Using the Provisioning Wizard 61
3 Provisioning the system
Using the Provisioning Wizard
The Provisioning Wizard helps you create a vdisk with volumes and to map the volumes to hosts. Before using this
wizard, read documentation and Resource Library guidelines for your product to learn about vdisks, volumes, and
mapping. Then plan the vdisks and volumes you want to create and the default mapping settings you want to use.
The wizard guides you through the following steps. For each step you can view help by clicking the help icon in
the wizard panel. As you complete steps they are highlighted at the bottom of the panel. If you cancel the wizard at
any point, no changes are made.
Specify a name and RAID level for the vdisk
Select disks to use in the vdisk
Specify the number and size of volumes to create in the vdisk
Specify the default mapping for access to the volume by hosts
Confirm changes and apply them
NOTE: To create an NRAID, RAID-0, or RAID-3 vdisk, you must use the CLI create vdisk command. For more
information on this command, see the CLI Reference Guide.
Step 1: Starting the wizard
1. In the Configuration View panel, right-click the system and select either Provisioning > Provisioning Wizard or
Wizards > Provisioning Wizard. The wizard panel appears.
2. Click Next to continue.
Step 2: Specifying the vdisk name and RAID level
A vdisk is a virtual disk that is composed of one or more disks, and has the combined capacity of those disks. The
number of disks that a vdisk can contain is determined by its RAID level. When you create a vdisk, all its disks must
be the same type: either SAS SSD, enterprise SAS, or midline SAS.
A vdisk can contain different models of disks, and disks with different capacities.

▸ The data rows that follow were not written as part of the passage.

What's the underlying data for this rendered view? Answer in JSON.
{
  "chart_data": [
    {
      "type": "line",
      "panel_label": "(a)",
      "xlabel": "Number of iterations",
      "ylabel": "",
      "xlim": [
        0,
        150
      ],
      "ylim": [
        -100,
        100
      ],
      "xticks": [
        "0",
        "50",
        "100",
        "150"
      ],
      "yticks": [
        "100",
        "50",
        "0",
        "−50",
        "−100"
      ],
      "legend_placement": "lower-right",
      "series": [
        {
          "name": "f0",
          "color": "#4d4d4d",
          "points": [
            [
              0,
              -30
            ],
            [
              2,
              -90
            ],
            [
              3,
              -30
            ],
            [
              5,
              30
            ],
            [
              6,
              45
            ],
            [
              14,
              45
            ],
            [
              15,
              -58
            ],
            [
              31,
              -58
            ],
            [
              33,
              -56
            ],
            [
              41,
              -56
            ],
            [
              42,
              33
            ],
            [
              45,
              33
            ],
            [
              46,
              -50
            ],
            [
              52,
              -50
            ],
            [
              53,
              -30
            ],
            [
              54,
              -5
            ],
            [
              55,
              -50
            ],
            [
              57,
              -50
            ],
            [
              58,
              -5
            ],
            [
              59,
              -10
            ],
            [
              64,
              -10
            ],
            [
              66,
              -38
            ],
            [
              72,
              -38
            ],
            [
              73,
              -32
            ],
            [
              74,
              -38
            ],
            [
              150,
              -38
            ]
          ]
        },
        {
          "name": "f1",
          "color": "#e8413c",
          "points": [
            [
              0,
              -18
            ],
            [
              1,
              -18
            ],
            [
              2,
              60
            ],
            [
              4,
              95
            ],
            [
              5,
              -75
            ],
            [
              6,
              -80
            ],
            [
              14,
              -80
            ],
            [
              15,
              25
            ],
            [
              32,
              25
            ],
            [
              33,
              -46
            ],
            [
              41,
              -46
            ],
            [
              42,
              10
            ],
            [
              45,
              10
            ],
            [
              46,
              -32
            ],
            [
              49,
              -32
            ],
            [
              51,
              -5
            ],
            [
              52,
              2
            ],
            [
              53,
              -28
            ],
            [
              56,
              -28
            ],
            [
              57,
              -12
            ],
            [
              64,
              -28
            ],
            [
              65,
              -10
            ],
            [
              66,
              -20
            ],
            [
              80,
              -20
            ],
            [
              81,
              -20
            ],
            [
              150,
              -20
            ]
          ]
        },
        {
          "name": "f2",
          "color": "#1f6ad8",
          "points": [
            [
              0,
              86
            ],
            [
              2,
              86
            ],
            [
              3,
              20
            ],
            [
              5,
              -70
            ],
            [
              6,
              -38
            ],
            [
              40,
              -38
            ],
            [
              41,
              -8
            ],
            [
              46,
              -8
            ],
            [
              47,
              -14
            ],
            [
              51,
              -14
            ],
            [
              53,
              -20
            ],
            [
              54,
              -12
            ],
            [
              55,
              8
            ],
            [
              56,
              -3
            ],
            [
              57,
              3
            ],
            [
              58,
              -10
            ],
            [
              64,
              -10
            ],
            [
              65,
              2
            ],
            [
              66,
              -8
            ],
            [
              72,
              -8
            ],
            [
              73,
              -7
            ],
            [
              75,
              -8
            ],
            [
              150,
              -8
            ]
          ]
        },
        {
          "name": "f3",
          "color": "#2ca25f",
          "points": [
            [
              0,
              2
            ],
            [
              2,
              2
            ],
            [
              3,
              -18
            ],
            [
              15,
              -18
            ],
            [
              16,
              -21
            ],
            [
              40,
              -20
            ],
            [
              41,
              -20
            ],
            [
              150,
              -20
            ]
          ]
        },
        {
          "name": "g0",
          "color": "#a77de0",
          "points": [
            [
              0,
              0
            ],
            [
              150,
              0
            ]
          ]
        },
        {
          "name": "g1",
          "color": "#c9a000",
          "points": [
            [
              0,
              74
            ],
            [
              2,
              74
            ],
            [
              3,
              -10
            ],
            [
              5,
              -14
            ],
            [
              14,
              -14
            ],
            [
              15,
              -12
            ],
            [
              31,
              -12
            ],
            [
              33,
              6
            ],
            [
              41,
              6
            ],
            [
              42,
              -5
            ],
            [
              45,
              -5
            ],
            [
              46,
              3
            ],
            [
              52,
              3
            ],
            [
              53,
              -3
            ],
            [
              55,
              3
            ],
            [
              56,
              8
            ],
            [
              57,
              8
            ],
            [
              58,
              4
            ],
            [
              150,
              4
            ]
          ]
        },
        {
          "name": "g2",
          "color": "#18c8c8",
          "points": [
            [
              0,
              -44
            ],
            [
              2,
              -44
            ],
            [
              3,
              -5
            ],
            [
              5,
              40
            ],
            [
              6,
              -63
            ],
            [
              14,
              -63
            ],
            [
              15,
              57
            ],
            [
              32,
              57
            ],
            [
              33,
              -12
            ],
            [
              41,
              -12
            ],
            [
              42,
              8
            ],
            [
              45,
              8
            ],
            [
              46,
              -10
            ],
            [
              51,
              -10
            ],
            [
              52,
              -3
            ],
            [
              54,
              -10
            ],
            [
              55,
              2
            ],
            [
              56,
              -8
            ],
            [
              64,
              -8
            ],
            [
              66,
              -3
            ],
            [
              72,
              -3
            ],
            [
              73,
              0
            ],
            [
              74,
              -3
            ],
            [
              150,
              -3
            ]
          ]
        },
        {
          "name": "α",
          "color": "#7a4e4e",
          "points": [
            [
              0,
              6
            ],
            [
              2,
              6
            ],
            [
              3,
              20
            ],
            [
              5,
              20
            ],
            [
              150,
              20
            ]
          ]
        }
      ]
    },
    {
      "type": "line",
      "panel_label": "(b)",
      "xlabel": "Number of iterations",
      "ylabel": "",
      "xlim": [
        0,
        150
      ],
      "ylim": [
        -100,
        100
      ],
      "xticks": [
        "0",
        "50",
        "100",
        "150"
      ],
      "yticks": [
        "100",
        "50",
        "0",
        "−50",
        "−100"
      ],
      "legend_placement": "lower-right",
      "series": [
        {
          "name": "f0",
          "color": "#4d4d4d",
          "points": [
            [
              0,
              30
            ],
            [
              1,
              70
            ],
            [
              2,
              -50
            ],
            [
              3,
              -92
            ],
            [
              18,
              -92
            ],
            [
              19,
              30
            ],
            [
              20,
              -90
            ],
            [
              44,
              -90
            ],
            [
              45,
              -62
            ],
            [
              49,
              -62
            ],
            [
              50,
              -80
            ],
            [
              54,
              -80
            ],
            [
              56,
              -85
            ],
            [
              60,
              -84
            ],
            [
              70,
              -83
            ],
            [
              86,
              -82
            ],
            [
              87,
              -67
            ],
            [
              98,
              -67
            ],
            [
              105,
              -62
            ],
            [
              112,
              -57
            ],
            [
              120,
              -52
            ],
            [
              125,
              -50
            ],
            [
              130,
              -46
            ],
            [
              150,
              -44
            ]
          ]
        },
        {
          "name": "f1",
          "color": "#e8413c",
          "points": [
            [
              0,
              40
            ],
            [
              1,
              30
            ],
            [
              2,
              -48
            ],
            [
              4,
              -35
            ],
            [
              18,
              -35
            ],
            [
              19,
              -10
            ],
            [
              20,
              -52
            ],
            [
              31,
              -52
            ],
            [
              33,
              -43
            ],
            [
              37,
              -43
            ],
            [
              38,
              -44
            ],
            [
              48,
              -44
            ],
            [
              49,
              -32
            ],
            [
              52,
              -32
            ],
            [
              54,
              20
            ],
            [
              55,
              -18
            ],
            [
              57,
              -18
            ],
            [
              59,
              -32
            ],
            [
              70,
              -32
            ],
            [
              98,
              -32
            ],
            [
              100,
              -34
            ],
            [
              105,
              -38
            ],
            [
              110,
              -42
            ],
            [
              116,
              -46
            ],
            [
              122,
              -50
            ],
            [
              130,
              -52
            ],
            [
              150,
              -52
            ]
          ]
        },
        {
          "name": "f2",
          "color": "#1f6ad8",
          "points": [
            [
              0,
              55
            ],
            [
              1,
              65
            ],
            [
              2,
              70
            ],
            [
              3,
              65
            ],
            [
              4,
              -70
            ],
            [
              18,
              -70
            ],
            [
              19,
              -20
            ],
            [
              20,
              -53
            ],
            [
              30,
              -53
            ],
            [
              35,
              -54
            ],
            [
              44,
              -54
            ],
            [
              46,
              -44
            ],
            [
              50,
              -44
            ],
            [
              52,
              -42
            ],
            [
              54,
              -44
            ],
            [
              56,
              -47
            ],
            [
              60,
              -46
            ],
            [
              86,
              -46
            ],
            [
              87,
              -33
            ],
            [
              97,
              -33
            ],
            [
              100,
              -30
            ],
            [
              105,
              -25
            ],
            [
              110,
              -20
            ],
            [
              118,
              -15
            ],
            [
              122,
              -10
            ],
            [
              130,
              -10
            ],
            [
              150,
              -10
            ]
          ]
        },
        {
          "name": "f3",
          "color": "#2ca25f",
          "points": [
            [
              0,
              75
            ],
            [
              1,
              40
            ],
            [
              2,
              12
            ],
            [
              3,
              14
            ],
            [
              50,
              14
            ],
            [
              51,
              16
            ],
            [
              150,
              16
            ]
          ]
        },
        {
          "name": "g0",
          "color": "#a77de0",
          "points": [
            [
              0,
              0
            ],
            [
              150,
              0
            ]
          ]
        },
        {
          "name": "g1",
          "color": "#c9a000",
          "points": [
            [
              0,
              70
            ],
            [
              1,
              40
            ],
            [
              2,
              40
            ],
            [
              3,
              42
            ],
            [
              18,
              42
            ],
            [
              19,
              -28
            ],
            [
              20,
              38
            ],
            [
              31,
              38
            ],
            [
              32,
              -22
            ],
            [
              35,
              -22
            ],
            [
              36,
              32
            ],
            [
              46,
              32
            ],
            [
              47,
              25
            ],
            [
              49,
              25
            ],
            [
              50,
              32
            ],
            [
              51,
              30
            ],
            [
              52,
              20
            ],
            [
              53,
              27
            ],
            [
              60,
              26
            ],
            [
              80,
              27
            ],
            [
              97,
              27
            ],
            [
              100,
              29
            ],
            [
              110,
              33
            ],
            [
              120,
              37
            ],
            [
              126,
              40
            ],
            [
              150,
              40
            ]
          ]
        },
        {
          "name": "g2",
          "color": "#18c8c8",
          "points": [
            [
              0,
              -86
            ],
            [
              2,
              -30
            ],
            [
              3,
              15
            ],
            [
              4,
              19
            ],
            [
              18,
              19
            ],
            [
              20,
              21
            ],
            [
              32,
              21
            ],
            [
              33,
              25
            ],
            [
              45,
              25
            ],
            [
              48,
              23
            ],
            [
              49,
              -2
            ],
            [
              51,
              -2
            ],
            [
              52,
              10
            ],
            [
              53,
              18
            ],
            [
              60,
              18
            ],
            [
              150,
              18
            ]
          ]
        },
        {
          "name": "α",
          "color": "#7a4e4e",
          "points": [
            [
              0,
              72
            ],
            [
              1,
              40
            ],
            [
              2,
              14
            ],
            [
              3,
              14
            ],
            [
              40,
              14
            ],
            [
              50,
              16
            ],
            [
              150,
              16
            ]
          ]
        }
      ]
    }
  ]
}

If you mix disks with different
capacities, the smallest disk determines the logical capacity of all other disks in the vdisk, regardless of RAID level.
For example, the capacity of a vdisk composed of one 500-GB disk and one 750-GB disk is equivalent to a vdisk
composed of two 500-GB disks. To maximize capacity, use disks of similar size. For greatest reliability, use disks of
the same size and rotational speed.
In a single-controller system, all vdisks are owned by that controller. In a dual-controller system, when a vdisk is
created the system automatically assigns the owner to balance the number of vdisks each controller owns; or, you can
select the owner. Typically it doesn’t matter which controller owns a vdisk.
In a dual-controller system, when a controller fails, the partner controller assumes temporary ownership of the failed
controller’s vdisks and resources. If the system uses a fault-tolerant cabling configuration, both controllers’ LUNs are
accessible through the partner.
When you create a vdisk you can also create volumes within it. A volume is a logical subdivision of a vdisk, and can
be mapped to controller host ports for access by hosts. The storage system presents only volumes, not vdisks, to hosts.
To create a vdisk
1. Set the options:
Vdisk name. This field is populated with a default name, which you can change. A vdisk name is case
sensitive; cannot already exist in the system; and cannot include a comma, double quote, angle bracket or
backslash. The name you enter can have a maximum of 32 bytes.